CPAC 2019: ‘Bring the Fire’ - The American Spectator | USA News and Politics
CPAC 2019: ‘Bring the Fire’
by

NATIONAL HARBOR, Maryland

Jacob Wohl is a 21-year-old Trump supporter from California who laughs at how much he’s hated by liberals: “Of course they hate me. I’m destroying everything they love.” Wohl is a political prodigy. Having started his first business while still in high school, he was investigated by the Securities and Exchange Commission when he was only 18 years old, an investigation he believes was a “Deep State” reprisal for his outspoken support of Trump during the 2016 campaign.

When we met in the lobby bar of the Gaylord Hotel on the first day of the 46th annual Conservative Political Action Conference (CPAC), I had no idea how notorious Wohl is. Just the previous day, he’d been banned from Twitter, where he had more than 180,000 followers, after bragging to USA Today about his plans to use fake accounts to play havoc in the 2020 presidential campaign.
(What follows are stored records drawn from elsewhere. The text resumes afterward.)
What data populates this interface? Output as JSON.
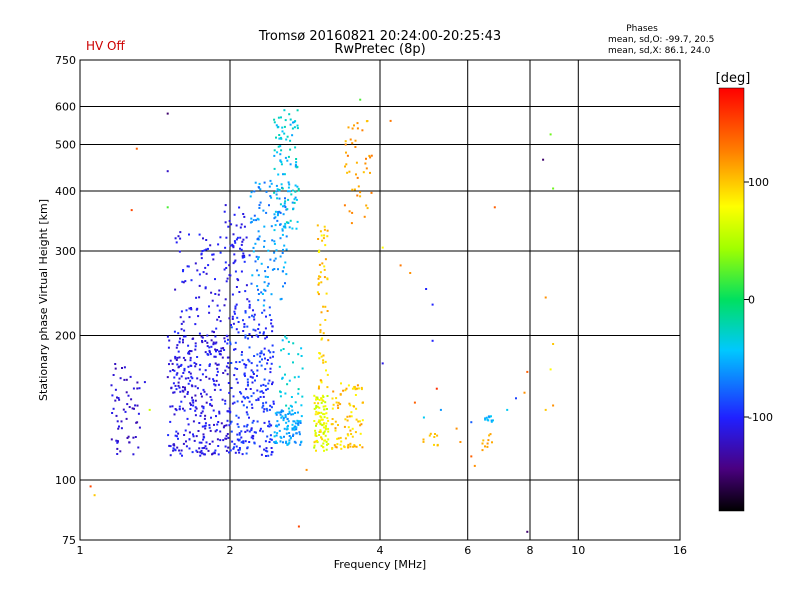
{
  "status_label": "HV Off",
  "phase_stats": {
    "title": "Phases",
    "line_o": "mean, sd,O: -99.7, 20.5",
    "line_x": "mean, sd,X:  86.1, 24.0"
  },
  "colorbar": {
    "unit_label": "[deg]",
    "ticks": [
      100,
      0,
      -100
    ],
    "range": [
      -180,
      180
    ]
  },
  "colors": {
    "status": "#cc0000",
    "grid": "#000000"
  },
  "chart_data": {
    "type": "scatter",
    "title": "Tromsø 20160821 20:24:00-20:25:43",
    "subtitle": "RwPretec (8p)",
    "xlabel": "Frequency [MHz]",
    "ylabel": "Stationary phase Virtual Height [km]",
    "x_scale": "log",
    "y_scale": "log",
    "xlim": [
      1,
      16
    ],
    "ylim": [
      75,
      750
    ],
    "x_ticks": [
      1,
      2,
      4,
      6,
      8,
      10,
      16
    ],
    "y_ticks": [
      75,
      100,
      200,
      300,
      400,
      500,
      600,
      750
    ],
    "grid": true,
    "color_by": "phase [deg]",
    "clusters": [
      {
        "f": [
          1.15,
          1.32
        ],
        "h": [
          112,
          175
        ],
        "n": 60,
        "phase": [
          -130,
          -105
        ]
      },
      {
        "f": [
          1.5,
          2.0
        ],
        "h": [
          112,
          200
        ],
        "n": 330,
        "phase": [
          -125,
          -95
        ]
      },
      {
        "f": [
          1.55,
          2.2
        ],
        "h": [
          200,
          330
        ],
        "n": 110,
        "phase": [
          -120,
          -95
        ]
      },
      {
        "f": [
          1.95,
          2.15
        ],
        "h": [
          260,
          380
        ],
        "n": 40,
        "phase": [
          -115,
          -95
        ]
      },
      {
        "f": [
          2.0,
          2.45
        ],
        "h": [
          112,
          230
        ],
        "n": 260,
        "phase": [
          -110,
          -80
        ]
      },
      {
        "f": [
          2.2,
          2.6
        ],
        "h": [
          230,
          420
        ],
        "n": 120,
        "phase": [
          -80,
          -45
        ]
      },
      {
        "f": [
          2.45,
          2.75
        ],
        "h": [
          330,
          590
        ],
        "n": 110,
        "phase": [
          -60,
          -20
        ]
      },
      {
        "f": [
          2.45,
          2.8
        ],
        "h": [
          118,
          140
        ],
        "n": 100,
        "phase": [
          -70,
          -40
        ]
      },
      {
        "f": [
          2.5,
          2.8
        ],
        "h": [
          140,
          200
        ],
        "n": 35,
        "phase": [
          -50,
          -20
        ]
      },
      {
        "f": [
          2.95,
          3.15
        ],
        "h": [
          115,
          150
        ],
        "n": 100,
        "phase": [
          50,
          100
        ]
      },
      {
        "f": [
          3.0,
          3.15
        ],
        "h": [
          150,
          340
        ],
        "n": 60,
        "phase": [
          80,
          115
        ]
      },
      {
        "f": [
          3.2,
          3.7
        ],
        "h": [
          116,
          160
        ],
        "n": 90,
        "phase": [
          80,
          120
        ]
      },
      {
        "f": [
          3.4,
          3.9
        ],
        "h": [
          340,
          560
        ],
        "n": 45,
        "phase": [
          100,
          130
        ]
      },
      {
        "f": [
          4.7,
          5.3
        ],
        "h": [
          118,
          125
        ],
        "n": 10,
        "phase": [
          90,
          110
        ]
      },
      {
        "f": [
          6.5,
          6.8
        ],
        "h": [
          132,
          136
        ],
        "n": 12,
        "phase": [
          -60,
          -40
        ]
      },
      {
        "f": [
          6.4,
          6.8
        ],
        "h": [
          115,
          125
        ],
        "n": 10,
        "phase": [
          100,
          120
        ]
      }
    ],
    "points": [
      {
        "x": 1.5,
        "y": 580,
        "phase": -150
      },
      {
        "x": 1.5,
        "y": 440,
        "phase": -120
      },
      {
        "x": 1.5,
        "y": 370,
        "phase": 20
      },
      {
        "x": 1.27,
        "y": 365,
        "phase": 150
      },
      {
        "x": 1.3,
        "y": 490,
        "phase": 140
      },
      {
        "x": 1.05,
        "y": 97,
        "phase": 150
      },
      {
        "x": 1.07,
        "y": 93,
        "phase": 100
      },
      {
        "x": 2.75,
        "y": 80,
        "phase": 150
      },
      {
        "x": 2.85,
        "y": 105,
        "phase": 120
      },
      {
        "x": 4.2,
        "y": 560,
        "phase": 130
      },
      {
        "x": 4.05,
        "y": 305,
        "phase": 80
      },
      {
        "x": 4.4,
        "y": 280,
        "phase": 130
      },
      {
        "x": 4.6,
        "y": 270,
        "phase": 120
      },
      {
        "x": 4.95,
        "y": 250,
        "phase": -100
      },
      {
        "x": 5.1,
        "y": 232,
        "phase": -100
      },
      {
        "x": 5.1,
        "y": 195,
        "phase": -100
      },
      {
        "x": 4.05,
        "y": 175,
        "phase": -110
      },
      {
        "x": 4.7,
        "y": 145,
        "phase": 140
      },
      {
        "x": 5.2,
        "y": 155,
        "phase": 160
      },
      {
        "x": 5.3,
        "y": 140,
        "phase": -60
      },
      {
        "x": 4.9,
        "y": 135,
        "phase": -40
      },
      {
        "x": 5.7,
        "y": 128,
        "phase": 120
      },
      {
        "x": 5.8,
        "y": 120,
        "phase": 120
      },
      {
        "x": 6.1,
        "y": 112,
        "phase": 140
      },
      {
        "x": 6.2,
        "y": 107,
        "phase": 120
      },
      {
        "x": 6.1,
        "y": 132,
        "phase": -80
      },
      {
        "x": 6.8,
        "y": 370,
        "phase": 140
      },
      {
        "x": 7.2,
        "y": 140,
        "phase": -40
      },
      {
        "x": 7.5,
        "y": 148,
        "phase": -90
      },
      {
        "x": 7.8,
        "y": 152,
        "phase": 120
      },
      {
        "x": 7.9,
        "y": 168,
        "phase": 140
      },
      {
        "x": 7.9,
        "y": 78,
        "phase": -150
      },
      {
        "x": 8.5,
        "y": 465,
        "phase": -150
      },
      {
        "x": 8.8,
        "y": 525,
        "phase": 30
      },
      {
        "x": 8.9,
        "y": 405,
        "phase": 30
      },
      {
        "x": 8.6,
        "y": 240,
        "phase": 120
      },
      {
        "x": 8.9,
        "y": 192,
        "phase": 100
      },
      {
        "x": 8.8,
        "y": 170,
        "phase": 80
      },
      {
        "x": 8.6,
        "y": 140,
        "phase": 100
      },
      {
        "x": 8.9,
        "y": 143,
        "phase": 120
      },
      {
        "x": 3.65,
        "y": 620,
        "phase": 20
      },
      {
        "x": 1.38,
        "y": 140,
        "phase": 60
      },
      {
        "x": 1.35,
        "y": 160,
        "phase": -110
      }
    ]
  }
}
Basically, Wohl intends to use social media to influence Democrat primary voters into supporting fringe candidates with no chance of beating President Trump. Such mischief-making by private citizens is not illegal. Liberals have spent the past two years fuming over conspiracy theories about “Russian collusion” in the 2016 campaign, but there’s no law against Americans trying to influence election outcomes, or else everybody at CNN might be in federal prison.

Getting banned from social-media platforms is an increasingly common fate for conservatives, as sites like Twitter, Facebook, and YouTube seem to have become part of what the late Andrew Breitbart called “the Democrat-Media Complex.” PayPal is now teaming up with the SPLC to enforce what Allum Bokhari calls the “financial blacklisting” of conservatives, and every day brings new headlines of further efforts to suppress online opposition to the Left’s agenda. Among the speakers at CPAC is Harmeet Dhillon, a lawyer who is currently representing James Damore in his lawsuit against Google, and who also represents Canadian feminist Meghan Murphy, who is suing Twitter after being banned for “misgendering” a notorious transgender activist, Jonathan “Jessica” Yaniv. Dhillon will share the CPAC stage Friday with James O’Keefe, whose Project Veritas has recently exposed political bias at Facebook.

Meanwhile, young Trump supporters are quite literally being punched in the face on university campuses, violence the mainstream media ignore. Hundreds of college students are attending CPAC to learn effective ways to oppose these intimidation tactics. In fact, the guy who got punched in the face at Berkeley last week, Hayden Williams of the Leadership Institute, will be speaking on an anti-censorship panel here Friday, and all week, students can attend a CPAC “Activism Boot Camp” running parallel to the main-ballroom events.

Of course, it’s not all college kids and online activism at CPAC. Much of the most valuable work that happens here is networking between people whose business is winning elections. In the lobby bar Wednesday, I spent a while chatting to some Republican consultants who worked on Trump’s 2016 campaign. What did they think about former Trump lawyer Michael Cohen’s testimony to Congress? “Ah, there’s nothing new there,” one of them said. “Some of that stuff about Trump and the emails sounds bad, but it’s really nothing we didn’t already know.”

There are celebrities at CPAC, and people who aren’t famous but who have important stories to tell. Wednesday afternoon, I bumped into Rick Harrison, famous for the History Channel series Pawn Stars, a Trump supporter who will speak from the Potomac Ballroom mainstage Thursday and also participate in a breakout session on “The Future of the American Family.” Harrison was talking to Steve Ronnebeck, whose son Grant was a convenience store clerk murdered over a pack of cigarettes in 2015 by Apolinar Altamirano, a criminal who was facing deportation but had been released from federal custody. Strangely, despite President Trump’s attention to the issue of border security, the only immigration-related event on the CPAC schedule is a Friday morning “conversation” between Texas Sen. Ted Cruz and National Review editor Rich Lowry.

It goes without saying that you should believe nothing the liberal media tell you about CPAC. Year after year, establishment journalists cover this conference to report on “controversies,” depicting the speakers and attendees as “angry,” et cetera. Thousands of conservatives are here having a grand time, but that’s not a story you’ll see reported on MSNBC or in the New York Times. They won’t tell you about the kind of scene I witnessed in Exhibit Hall D Wednesday evening. About 125 college kids were huddled together while the leaders of Turning Point USA gave them a sort of pep talk. “You guys are the future of conservative activism,” Tyler Bowyer told them. “You are the ones who are going to save the country.… Bring the fire. Be great. Be good.”